Not from theory — from what went wrong.

  • 2026-05-22

    Radical cut

    71,964 lines deleted.

    Four months of building: 100+ rules, eight process phases, hundreds of memory files. Everything worked — and that was exactly the problem. The first serious stress test showed: complexity that demands discipline eventually consumes itself.

    In one night, everything that demanded maintenance instead of delivering value was deleted: 162 knowledge files became 53 wiki pages, 100+ rules became five rule files.

    Outcome

    The smaller the surface, the greater the trust. What's gone can't break.

  • 2026-05-22

    Incident

    Documentation is not truth.

    A single unverified claim in a config file — read dozens of times, never tested — cost 11,000 tokens of forensics when it broke.

    Root cause: no timestamp. A claim without an expiry date eventually gets treated as fact.

    Outcome

    Every knowledge entry now carries last_verified + method. A daily routine flags expired stamps.

  • 2026-05

    Rule born

    Seven items, 200 iterations.

    Seven tasks moved forward through nearly 200 planning rounds — untouched. Not blocked, not in progress — just carried along. The automation saw the tag, not the intent.

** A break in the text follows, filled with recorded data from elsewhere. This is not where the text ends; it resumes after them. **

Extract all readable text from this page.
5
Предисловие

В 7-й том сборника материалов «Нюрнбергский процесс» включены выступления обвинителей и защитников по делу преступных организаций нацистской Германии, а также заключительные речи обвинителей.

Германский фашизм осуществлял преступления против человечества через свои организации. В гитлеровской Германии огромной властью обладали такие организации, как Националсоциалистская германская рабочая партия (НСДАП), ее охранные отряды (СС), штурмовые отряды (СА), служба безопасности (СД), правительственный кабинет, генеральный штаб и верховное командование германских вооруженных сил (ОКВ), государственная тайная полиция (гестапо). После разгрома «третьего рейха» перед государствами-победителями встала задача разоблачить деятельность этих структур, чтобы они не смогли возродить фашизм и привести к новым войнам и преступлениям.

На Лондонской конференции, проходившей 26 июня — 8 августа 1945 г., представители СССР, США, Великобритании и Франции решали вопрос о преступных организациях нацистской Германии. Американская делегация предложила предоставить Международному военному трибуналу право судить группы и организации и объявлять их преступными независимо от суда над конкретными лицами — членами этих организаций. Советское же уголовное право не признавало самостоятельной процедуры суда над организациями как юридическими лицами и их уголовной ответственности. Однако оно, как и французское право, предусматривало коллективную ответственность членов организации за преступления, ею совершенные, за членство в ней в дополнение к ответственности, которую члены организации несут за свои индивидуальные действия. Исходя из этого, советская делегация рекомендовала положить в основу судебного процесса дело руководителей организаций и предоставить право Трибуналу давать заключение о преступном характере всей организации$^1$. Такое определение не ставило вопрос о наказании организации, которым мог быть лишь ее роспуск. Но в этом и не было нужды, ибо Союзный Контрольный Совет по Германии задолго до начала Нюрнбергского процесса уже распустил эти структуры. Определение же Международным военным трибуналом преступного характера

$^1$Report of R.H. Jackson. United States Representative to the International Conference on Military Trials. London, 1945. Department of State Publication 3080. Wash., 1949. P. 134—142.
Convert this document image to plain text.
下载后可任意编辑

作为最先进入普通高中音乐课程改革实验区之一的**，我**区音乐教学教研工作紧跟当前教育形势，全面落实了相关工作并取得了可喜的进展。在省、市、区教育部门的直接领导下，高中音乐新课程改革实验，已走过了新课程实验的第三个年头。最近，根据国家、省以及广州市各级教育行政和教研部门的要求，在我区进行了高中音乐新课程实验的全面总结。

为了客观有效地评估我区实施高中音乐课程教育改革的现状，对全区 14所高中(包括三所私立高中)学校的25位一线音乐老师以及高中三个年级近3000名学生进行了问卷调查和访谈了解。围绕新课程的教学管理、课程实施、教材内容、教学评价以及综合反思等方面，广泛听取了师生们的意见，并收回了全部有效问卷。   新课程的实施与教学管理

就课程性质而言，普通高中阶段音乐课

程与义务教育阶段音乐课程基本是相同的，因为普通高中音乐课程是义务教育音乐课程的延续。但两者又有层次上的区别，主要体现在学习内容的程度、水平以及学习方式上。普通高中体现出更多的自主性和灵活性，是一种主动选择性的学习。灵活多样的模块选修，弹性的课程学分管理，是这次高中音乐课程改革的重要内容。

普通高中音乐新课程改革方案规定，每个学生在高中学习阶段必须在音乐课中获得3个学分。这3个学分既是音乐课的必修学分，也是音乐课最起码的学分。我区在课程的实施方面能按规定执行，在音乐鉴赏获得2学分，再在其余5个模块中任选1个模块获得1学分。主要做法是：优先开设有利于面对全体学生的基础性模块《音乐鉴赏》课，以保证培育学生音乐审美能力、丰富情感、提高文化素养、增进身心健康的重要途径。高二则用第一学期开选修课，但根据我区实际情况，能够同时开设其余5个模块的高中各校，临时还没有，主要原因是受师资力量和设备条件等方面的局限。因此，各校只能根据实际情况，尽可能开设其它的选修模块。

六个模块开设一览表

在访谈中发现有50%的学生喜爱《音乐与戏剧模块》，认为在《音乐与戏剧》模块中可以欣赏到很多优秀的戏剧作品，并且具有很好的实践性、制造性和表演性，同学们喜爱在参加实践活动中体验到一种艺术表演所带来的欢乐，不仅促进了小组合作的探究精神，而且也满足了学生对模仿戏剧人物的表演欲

    Carry-over is not progress. It's a deferred decision collecting interest.

    Outcome

    The lane model has no auto-carry-over: every initiative ends with sign-off — or a documented decision against it.

03 · Why like this

Three insights that shaped the system.

Insight 01

Context tiers save more than speed tricks.

Claude doesn't get faster when you give him more rules. He gets smarter when he only reads the rules relevant to the current context. Behavior always, process per lane, domain on demand — the output measurably improved.

Insight 02

Three acts aren't theater.

Plan, build, sign-off sounds like overhead. It's what prevents redo loops: the plan is negotiated and reviewed before the work, not after. The customer reads a concept in their language — and decides exactly twice.

Insight 03

Personas are knowledge containers.

17 personas aren't 17 roles. They are 17 focused knowledge containers — each with its own research cycle, patterns, anti-patterns. Activated when an initiative needs them. The rest stays silent.

04 · Anti-patterns

What I deliberately don't do — and why.

  • Anti-pattern 01

    Dump everything into one CLAUDE.md.

    Tempting, but it backfires. Past 5,000 lines, Claude can no longer read anything properly — the important rules get buried. Layers + on-demand loading is the answer.

  • Anti-pattern 02

    Initiative = ad-hoc work.

    Without a scope contract, you build toward a moving target. The plan act forces the uncomfortable question "when exactly is this done?" — before the code is written.

  • Anti-pattern 03

    Keep findings in your head.

    Every finding not written down is lost knowledge. Rule 89 makes it mandatory: every bug, every idea, every gap becomes a backlog item right away.

  • Anti-pattern 04

    "Let me quickly ask the customer."

    Anything digitally solvable, the agent solves itself (Rule 99). Scholly is asked only for scope decisions or physical actions. That saves 5-10 needless follow-ups per initiative.

05 · What you take away

Three concrete steps you can start with yourself.

  1. 01

    Separate behavior from process.

    Write two short files: behavior.md (always-on) and workflow.md (how an initiative runs). A few hard-capped files beat a hundred scattered rules.

  2. 02

    Make the plan act mandatory.

    Before every coding session: scope, deliverables, sign-off criteria — and a review of the plan before building. A single Markdown file is enough. No initiative without a contract.

  3. 03

    Persist findings immediately.

    Every bug, every idea, every learning lands in a backlog file right away. Not "later", but now. Three initiatives later, you'll thank yourself.